From: Casey Schaufler <casey@schaufler-ca.com>
To: Paul Moore <paul@paul-moore.com>,
	John Johansen <john.johansen@canonical.com>
Cc: casey.schaufler@intel.com, James Morris <jmorris@namei.org>,
	linux-security-module@vger.kernel.org, selinux@vger.kernel.org,
	keescook@chromium.org, penguin-kernel@i-love.sakura.ne.jp,
	Stephen Smalley <sds@tycho.nsa.gov>,
	Eric Paris <eparis@redhat.com>,
	linux-audit@redhat.com, casey@schaufler-ca.com
Subject: Re: [PATCH v3 21/24] Audit: Store LSM audit information in an lsmblob
Date: Tue, 25 Jun 2019 08:30:35 -0700	[thread overview]
Message-ID: <c231726e-5235-1dae-8fb9-6f89db406260@schaufler-ca.com> (raw)
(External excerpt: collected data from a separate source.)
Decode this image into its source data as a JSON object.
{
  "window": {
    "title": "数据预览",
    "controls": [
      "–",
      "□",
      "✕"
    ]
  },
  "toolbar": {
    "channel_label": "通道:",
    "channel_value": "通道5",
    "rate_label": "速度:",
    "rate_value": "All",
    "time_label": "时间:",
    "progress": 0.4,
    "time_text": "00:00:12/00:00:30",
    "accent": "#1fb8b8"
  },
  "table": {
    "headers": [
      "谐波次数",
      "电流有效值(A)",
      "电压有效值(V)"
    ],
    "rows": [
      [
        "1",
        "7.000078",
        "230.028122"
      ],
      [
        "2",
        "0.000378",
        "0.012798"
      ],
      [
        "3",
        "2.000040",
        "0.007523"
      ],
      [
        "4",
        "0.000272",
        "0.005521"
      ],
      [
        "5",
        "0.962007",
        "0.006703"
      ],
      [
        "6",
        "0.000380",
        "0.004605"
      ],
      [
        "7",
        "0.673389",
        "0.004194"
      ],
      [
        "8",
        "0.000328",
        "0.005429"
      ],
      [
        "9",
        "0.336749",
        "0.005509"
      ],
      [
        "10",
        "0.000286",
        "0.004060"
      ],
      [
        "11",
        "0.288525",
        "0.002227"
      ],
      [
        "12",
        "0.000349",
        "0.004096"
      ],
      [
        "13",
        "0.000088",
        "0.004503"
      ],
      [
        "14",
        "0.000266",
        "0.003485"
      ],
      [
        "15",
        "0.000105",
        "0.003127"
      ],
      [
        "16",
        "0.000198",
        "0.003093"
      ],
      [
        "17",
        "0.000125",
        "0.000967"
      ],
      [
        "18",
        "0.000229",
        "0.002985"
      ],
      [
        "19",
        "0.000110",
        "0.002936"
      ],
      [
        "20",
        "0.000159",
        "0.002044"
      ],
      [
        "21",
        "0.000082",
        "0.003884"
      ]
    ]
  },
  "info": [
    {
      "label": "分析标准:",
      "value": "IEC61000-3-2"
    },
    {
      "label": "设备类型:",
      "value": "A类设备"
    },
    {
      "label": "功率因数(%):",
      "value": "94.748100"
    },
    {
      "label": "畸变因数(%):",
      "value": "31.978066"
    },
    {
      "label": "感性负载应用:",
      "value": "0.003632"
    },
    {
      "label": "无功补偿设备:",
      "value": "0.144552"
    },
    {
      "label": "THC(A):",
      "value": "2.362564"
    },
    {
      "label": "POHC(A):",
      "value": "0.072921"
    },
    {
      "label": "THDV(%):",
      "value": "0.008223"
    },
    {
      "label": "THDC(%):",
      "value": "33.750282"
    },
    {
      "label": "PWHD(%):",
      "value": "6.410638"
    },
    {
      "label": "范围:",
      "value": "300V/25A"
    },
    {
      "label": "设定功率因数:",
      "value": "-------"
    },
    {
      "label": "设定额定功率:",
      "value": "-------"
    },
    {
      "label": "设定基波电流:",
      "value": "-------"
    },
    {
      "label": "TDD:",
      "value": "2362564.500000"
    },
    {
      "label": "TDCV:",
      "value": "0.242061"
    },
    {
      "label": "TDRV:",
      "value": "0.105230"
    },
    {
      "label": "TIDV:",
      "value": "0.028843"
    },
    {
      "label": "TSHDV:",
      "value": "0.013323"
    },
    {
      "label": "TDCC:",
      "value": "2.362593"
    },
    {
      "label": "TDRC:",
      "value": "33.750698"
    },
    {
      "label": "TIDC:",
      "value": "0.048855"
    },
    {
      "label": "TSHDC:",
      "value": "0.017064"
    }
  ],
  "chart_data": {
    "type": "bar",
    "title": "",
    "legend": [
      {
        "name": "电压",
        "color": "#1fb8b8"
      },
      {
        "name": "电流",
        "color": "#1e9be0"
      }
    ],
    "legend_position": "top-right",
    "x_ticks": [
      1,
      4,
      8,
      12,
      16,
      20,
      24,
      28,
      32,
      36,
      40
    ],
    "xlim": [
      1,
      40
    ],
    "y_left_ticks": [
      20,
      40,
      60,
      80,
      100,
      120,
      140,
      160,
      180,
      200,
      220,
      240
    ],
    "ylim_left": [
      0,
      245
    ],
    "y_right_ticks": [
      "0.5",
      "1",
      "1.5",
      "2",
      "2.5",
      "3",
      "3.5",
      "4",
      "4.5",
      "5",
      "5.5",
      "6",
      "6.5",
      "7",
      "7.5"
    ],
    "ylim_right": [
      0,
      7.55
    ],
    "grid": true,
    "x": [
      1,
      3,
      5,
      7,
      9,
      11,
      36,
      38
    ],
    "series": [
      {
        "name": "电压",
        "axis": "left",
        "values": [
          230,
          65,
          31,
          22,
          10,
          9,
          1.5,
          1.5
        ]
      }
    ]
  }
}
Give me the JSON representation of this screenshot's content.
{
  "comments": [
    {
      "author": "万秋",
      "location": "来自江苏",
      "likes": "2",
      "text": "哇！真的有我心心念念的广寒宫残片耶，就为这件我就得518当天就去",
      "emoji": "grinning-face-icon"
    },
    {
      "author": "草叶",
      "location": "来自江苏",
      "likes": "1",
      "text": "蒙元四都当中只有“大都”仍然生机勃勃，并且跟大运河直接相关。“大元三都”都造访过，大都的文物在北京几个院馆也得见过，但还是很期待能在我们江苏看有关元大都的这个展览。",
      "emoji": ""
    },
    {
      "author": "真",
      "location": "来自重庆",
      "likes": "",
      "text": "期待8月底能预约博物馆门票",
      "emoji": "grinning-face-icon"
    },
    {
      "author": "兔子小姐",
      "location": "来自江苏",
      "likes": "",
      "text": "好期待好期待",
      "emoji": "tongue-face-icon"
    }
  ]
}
In-Reply-To: <CAHC9VhSSMjCdT8gfB03gh8VvJngTHnsUsDCpseMUiEPQM9z_FQ@mail.gmail.com>

On 6/24/2019 7:42 PM, Paul Moore wrote:
> On Mon, Jun 24, 2019 at 10:15 PM John Johansen
> <john.johansen@canonical.com> wrote:
>> On 6/24/19 6:46 PM, Paul Moore wrote:
>>> On Mon, Jun 24, 2019 at 9:01 PM Casey Schaufler <casey@schaufler-ca.com> wrote:
>>>> On 6/24/2019 2:33 PM, John Johansen wrote:
>>>>> On 6/21/19 11:52 AM, Casey Schaufler wrote:
>>>>>> Change the audit code to store full lsmblob data instead of
>>>>>> a single u32 secid. This allows for multiple security modules
>>>>>> to use the audit system at the same time. It also allows the
>>>>>> removal of scaffolding code that was included during the
>>>>>> revision of LSM interfaces.
>>>>>>
>>>>>> Signed-off-by: Casey Schaufler <casey@schaufler-ca.com>
>>>>> I know Kees raised this too, but I haven't seen a reply
>>>>>
>>>>> Eric (Paul is already CCed): I have directly added you because of
>>>>> the question below.
>>>>>
>>>>> In summary there isn't necessarily a single secid any more, and
>>>>> we need to know whether dropping the logging of the secid or
>>>>> logging all secids is the correct action.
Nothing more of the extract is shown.